A continuous casting process produces a slab by continuously supplying molten steel from a ladle to a mold while temporarily storing the molten steel in a tundish of a continuous caster and cooling the mold.
FIG. 1 is a cross-sectional view illustrating examples of incorrect positioning of a submerged entry nozzle that is inserted down into a mold, and FIG. 2 shows graphs illustrating the result of a numerical analysis of normal or abnormal channelling phenomenon of molten steel according to the positioning of a submerged entry nozzle.
According to the figures, a submerged entry nozzle 5 that supplies molten steel into a mold 3 is mounted under the tundish 1. The submerged entry nozzle 5 is mounted to penetrate and extend out from the bottom of the tundish 1 while passing through a well block 7, which is inserted through the bottom of the tundish 1, and a nozzle connector 9 attached to the bottom. The nozzle connector 9 holds the upper portion of the submerged entry nozzle 5 to maintain the perpendicularity of the submerged entry nozzle.
Two opposing molten steel discharge holes 11 are formed at a lower portion of the submerged entry nozzle 5. A stopper 13 is disposed over the submerged entry nozzle 5, which controls the amount of supply of molten steel into the mold 3 by opening/closing the submerged entry nozzle 5.
Installation of the tundish 1 having this configuration is completed by inserting the submerged nozzle 5 down into the mold 3 and positioning the lower end of the submerged entry nozzle 5 inside the mold 3, in which a centering operation of the submerged entry nozzle 5 is performed.
The centering operation of the submerged entry nozzle 5 is performed by moving the tundish 1, using a cylinder, in which the quality of a product is largely influenced by design factors, such as the shape, size, and position (submerged depth) of a molten steel discharge hole, and operational factors, such as the initial installation position before casting starts and a position change generated in casting.
That is, when the submerged entry nozzle 5 is accurately centered, as shown in FIG. 2A, a left-right symmetric flow pattern is formed in the long side (defining the width of billet) and short side (defining the thickness of billet) directions of the mold 3 and consistent initial solidification is ensured, such that it is possible to manufacture a fine billet or a defect-free billet.
However, thermal deformation in the longitudinal direction of the mold 3 is easily generated when the tundish 1 is used over a long period of time, and as a result, the tundish 1 becomes eccentric at one side in the longitudinal direction. The eccentricity of the tundish 1 reduces the accuracy for centering the submerged entry nozzle 5 in the mold 3, even if the submerged entry nozzle 5 is installed perpendicular at the lower portion of the tundish 1.

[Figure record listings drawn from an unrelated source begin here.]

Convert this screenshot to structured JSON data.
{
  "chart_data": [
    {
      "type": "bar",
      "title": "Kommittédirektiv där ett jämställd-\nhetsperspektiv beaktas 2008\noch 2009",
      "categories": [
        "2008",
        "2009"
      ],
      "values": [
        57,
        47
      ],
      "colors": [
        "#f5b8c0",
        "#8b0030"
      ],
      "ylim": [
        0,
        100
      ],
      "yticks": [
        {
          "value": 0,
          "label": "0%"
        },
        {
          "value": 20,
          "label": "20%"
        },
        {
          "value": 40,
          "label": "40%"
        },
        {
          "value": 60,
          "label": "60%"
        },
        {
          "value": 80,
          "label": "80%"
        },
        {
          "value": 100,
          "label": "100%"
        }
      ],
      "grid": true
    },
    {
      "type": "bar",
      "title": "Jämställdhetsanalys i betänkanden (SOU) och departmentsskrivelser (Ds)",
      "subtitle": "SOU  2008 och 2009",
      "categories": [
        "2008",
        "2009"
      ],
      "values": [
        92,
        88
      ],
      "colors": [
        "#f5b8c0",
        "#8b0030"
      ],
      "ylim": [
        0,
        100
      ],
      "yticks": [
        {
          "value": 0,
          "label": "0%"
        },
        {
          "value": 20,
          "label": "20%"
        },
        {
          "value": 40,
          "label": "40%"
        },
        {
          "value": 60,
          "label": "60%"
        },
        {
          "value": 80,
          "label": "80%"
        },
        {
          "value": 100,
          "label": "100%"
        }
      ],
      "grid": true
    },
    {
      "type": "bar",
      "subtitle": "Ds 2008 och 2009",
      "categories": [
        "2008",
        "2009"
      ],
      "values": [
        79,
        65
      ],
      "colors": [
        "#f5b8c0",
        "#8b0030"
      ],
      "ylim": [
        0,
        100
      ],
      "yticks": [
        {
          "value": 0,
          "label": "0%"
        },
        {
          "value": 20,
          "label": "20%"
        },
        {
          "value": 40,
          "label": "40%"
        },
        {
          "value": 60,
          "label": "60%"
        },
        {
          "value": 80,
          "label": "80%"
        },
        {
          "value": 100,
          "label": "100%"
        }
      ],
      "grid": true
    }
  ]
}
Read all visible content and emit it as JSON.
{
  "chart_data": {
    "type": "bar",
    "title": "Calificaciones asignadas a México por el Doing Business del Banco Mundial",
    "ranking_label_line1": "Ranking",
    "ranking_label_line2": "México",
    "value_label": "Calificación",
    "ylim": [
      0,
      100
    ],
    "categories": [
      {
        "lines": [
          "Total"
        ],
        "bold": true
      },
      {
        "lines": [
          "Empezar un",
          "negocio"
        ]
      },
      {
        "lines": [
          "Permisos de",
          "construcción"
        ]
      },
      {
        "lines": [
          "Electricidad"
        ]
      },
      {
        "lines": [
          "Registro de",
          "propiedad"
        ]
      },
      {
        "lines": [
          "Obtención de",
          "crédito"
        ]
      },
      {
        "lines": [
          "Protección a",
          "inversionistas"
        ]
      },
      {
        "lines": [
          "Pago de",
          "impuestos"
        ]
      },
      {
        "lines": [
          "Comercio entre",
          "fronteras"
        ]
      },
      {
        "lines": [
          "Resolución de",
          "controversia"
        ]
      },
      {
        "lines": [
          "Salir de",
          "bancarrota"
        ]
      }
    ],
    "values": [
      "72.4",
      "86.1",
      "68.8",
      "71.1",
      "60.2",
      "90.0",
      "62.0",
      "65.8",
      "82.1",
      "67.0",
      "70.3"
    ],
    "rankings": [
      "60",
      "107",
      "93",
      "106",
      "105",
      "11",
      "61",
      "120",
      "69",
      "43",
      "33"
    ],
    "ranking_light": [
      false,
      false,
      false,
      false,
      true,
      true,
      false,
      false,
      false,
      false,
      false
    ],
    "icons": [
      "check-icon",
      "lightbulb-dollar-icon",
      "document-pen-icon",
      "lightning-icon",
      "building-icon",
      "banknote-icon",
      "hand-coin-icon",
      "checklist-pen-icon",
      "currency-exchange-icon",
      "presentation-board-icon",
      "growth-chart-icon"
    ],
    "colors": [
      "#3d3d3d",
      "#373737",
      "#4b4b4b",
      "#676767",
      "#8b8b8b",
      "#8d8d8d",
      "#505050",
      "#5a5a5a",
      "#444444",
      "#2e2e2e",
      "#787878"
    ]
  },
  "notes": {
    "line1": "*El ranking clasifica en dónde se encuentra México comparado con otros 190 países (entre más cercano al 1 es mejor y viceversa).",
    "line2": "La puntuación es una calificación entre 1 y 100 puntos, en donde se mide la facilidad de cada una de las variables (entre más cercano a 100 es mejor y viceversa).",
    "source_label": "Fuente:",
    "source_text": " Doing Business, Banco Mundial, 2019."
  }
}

As described above, when casting is performed by opening the stopper 13, with the submerged entry nozzle 5 inaccurately centered, as shown in FIGS. 2B and 2C, the molten steel becomes concentrated at one side within the mold 3, thereby generating a channelling phenomenon of the molten steel.
The channelling of the molten steel is closely related to the error in the installation position of the submerged entry nozzle 5, and the installation position error of the submerged entry nozzle 5 is caused mainly by off-centering that occurs in actual continuous casting. Examples of the off-centering are as follows.
There are some cases, such as, first, when the center of the submerged entry nozzle 5 deviates from the center of the mold 3 to the left direction of FIG. 1A, second, when it deviates from the center to the right direction of FIG. 1B, and third, when the submerged entry nozzle 5 is tilted at an angle as in FIG. 1C, which may be caused by inaccurate connection of the nozzle connector 3 or its rotation during changing the submerged entry nozzles 5.
The channelling of the molten steel S inside the mold by the off-centering causes an increase in the fluctuation of the surface of the molten steel or vortex, such that mold powder becomes entrapped in the molten steel S, thereby causing non-uniform solidification. The non-uniform solidification generates non-uniform solidified shells and deteriorates the quality of a slab, and if excessive, it causes a break-out in which the billet explodes and the molten steel flows out during casting.
The break-out increases the possibility of a safety accident to workers and damage to the equipment. Further, as the equipment is damaged, the entire operation should be stopped and the operation equipment should be reset, thereby reducing manufacturing efficiency.